- Children depend upon adults for instruction in their physical, psychological and life skills support. When learning, they expect to be directed by adults.
- Children believe that one of their major roles in life is to learn from adults.
- Children learn quickly.
- Children are open to new information and will
readily adjust their views.
- For the most part, children learn what they are told to learn.
- Children filter very little of what they are taught. If an adult tells them, they will
most likely accept it as fact.
- Children believe learning is important if adults tell them it is important.
- Children usually learn in groups of others that are much like them – same age, same educational level, similar socio-economic groups, similar belief systems.
- Children's readiness to learn is linked to both academic development and biological development.
- Children can be externally motivated by the promise of good grades, praise from parents and/or teachers.
- Children have less well-formed sets of expectations in terms of formal learning experiences.

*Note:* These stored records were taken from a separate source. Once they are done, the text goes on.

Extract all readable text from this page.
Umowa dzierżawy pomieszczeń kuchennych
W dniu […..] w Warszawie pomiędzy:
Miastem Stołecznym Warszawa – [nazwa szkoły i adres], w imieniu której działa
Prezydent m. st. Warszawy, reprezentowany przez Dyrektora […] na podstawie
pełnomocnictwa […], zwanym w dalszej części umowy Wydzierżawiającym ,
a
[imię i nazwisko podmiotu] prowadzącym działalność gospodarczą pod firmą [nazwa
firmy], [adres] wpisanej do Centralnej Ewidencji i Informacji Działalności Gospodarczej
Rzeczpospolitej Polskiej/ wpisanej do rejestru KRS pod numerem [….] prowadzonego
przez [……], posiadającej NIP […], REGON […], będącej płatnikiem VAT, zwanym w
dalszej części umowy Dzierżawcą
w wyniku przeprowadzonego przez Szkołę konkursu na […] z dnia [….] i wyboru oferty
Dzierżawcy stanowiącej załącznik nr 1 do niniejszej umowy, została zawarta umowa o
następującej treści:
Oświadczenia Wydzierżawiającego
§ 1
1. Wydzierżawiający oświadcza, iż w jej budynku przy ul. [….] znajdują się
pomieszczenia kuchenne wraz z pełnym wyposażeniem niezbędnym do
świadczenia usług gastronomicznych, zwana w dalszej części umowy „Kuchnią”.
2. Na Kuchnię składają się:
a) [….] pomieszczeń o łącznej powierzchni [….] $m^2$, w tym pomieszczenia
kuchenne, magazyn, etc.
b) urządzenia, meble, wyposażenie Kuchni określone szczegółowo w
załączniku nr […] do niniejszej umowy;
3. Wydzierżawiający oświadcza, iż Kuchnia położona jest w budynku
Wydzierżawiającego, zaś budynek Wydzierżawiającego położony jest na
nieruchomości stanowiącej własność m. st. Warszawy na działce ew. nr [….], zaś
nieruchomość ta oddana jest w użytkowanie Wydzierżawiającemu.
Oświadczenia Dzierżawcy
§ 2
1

Their "filter" of past experience is smaller than that of adults.
Telling children that they CAN do something is often a prescription for success. In turn, telling them they cannot do something often convinces them that they can’t.
Questions to Ponder:
- When teaching children, how important is it to be clear and careful with facts being presented?
- How important is it to be positive and encouraging?
- How essential is it to realize the influence you have in a child’s learning process?
- What can you do to be the most valuable instructor of children?
- How does your instructional style fit with the Learning Pyramid?